Como dragona, su cuerpo y su mente eran naturalmente resistentes.
Así que una sola sesión no la rompería por completo…
«Pero después de haberse corrido tanto en su primera vez, el resto será fácil».
Por ahora, dejé a un lado los pensamientos sobre el condicionamiento.
Quería disfrutar más de este culo y este coño perfectos.
Levanté a Morgan ligeramente por los cuernos.
—Euhh…♥
Quizás agotada por los múltiples orgasmos.
Sus robustos muslos y sus orgullosos pechos cayeron sin fuerzas.
—N-no puedo más… Por favor, perdóname…♥
Una voz débil escapó de los labios de la dragona, verdaderamente agotada.
Pero no tenía intención de detenerme aquí.
Sujetando sus cuernos como si fueran asas.
Sacudí mis caderas vigorosamente, embistiendo en estilo perrito.
¡Chasc!
¡Chas!
¡Chas!
¡Chas!
¡Chas!
—¡Oh…!
¡Joo…!
¡Uuuuk!
Ohhh…♥
Literalmente, machacando a una mujer con un pistoneo rudo y rápido.
Con sus sensibles cuernos —su punto débil— sujetos y tirando de ellos.
Morgan no tuvo más remedio que seguir llegando al orgasmo.
—¡Jaa!
¡Ahh!
¡Me estoy rompiendo…!
Sienta demasiado bien… ¡Jiek!
Mi coño y mi cabeza se están rompiendo…♥ ¡Aahh!
¡Jaaa!
Morgan gritó con una voz completamente derretida.
Como si no pudiera pensar en nada más que en el placer.
¡Chas!
¡Chas!
¡Chas!
¡Chas!
¡Chas!
Sus gemidos alimentaban mi excitación, haciéndome embestir con más fuerza.

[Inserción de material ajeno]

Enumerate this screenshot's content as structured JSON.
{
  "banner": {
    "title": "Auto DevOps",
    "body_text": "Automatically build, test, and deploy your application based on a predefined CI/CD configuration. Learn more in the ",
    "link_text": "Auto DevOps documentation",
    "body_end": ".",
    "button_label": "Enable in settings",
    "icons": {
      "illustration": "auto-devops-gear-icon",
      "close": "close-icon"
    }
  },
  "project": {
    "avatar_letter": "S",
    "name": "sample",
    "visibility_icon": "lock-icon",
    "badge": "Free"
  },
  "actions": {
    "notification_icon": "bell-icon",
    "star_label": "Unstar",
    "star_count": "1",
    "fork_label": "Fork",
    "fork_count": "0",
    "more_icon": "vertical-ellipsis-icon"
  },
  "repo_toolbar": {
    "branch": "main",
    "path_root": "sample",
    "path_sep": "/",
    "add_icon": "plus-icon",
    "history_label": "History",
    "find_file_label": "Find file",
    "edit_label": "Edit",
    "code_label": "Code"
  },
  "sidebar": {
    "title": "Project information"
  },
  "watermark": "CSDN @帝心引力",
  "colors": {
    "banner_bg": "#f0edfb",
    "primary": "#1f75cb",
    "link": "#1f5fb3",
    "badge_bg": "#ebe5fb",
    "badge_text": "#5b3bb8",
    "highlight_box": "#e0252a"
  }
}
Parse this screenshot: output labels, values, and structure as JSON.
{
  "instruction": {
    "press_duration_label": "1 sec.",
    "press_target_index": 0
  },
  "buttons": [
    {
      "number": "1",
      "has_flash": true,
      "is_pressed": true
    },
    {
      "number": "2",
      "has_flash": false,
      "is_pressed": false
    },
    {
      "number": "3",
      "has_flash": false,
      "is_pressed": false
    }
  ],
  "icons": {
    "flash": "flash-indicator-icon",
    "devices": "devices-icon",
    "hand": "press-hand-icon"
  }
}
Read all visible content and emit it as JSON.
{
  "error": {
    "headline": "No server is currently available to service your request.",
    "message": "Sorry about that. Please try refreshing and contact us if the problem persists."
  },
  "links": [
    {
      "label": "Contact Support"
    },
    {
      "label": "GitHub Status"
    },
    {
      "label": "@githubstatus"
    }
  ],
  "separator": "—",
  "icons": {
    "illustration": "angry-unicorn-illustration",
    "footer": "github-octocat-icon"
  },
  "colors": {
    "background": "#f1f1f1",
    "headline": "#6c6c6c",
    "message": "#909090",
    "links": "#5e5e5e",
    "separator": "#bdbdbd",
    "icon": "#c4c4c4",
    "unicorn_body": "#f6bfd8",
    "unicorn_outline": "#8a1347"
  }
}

El culo grande y suave de Morgan absorbía cada impacto, sin importar lo fuerte que lo hiciera.
—¡Jaa!
¡Aahg!
¡Ja!
Qué bien… El sexo es tan bueno… No sabía que podía sentar tan bien…♥
Su racionalidad había desaparecido por completo.
Finalmente capaz de abrazar plenamente el placer.
Morgan gimió en un gozoso éxtasis.
—Ugh, jodidamente delicioso.
Follar a Circe y a Diana también fue increíble.
Pero el cuerpo lascivo de esta dragona tenía un encanto único.
Las ondas de su culo.
Sus pechos ridículamente grandes balanceándose debajo como los de una vaca: absolutamente perfectos.
—¡Hik!
¡Jiiik…!
¡Me corro…!
¡Algo viene…♥!
¿Cuántas veces la hice correrse?
Sentí que la parte inferior de su cuerpo se aflojaba de repente.
¡Pshhht!
¡Chorrrro…!
Su culo tembló salvajemente cuando empezó a chorrear.
La excitante parte inferior de su cuerpo se contrajo, saboreando el clímax.
Su coño, al límite, seguía derramando fluidos.
—Jiek… Jaa… Jeek… Jiek♥
Después de haberse chorreado profusamente, Morgan colgaba de mí, flácida y agotada.
Su rostro era uno que había visto a menudo mientras condicionaba a otras mujeres: una hembra perdida en el placer, con los ojos nublados.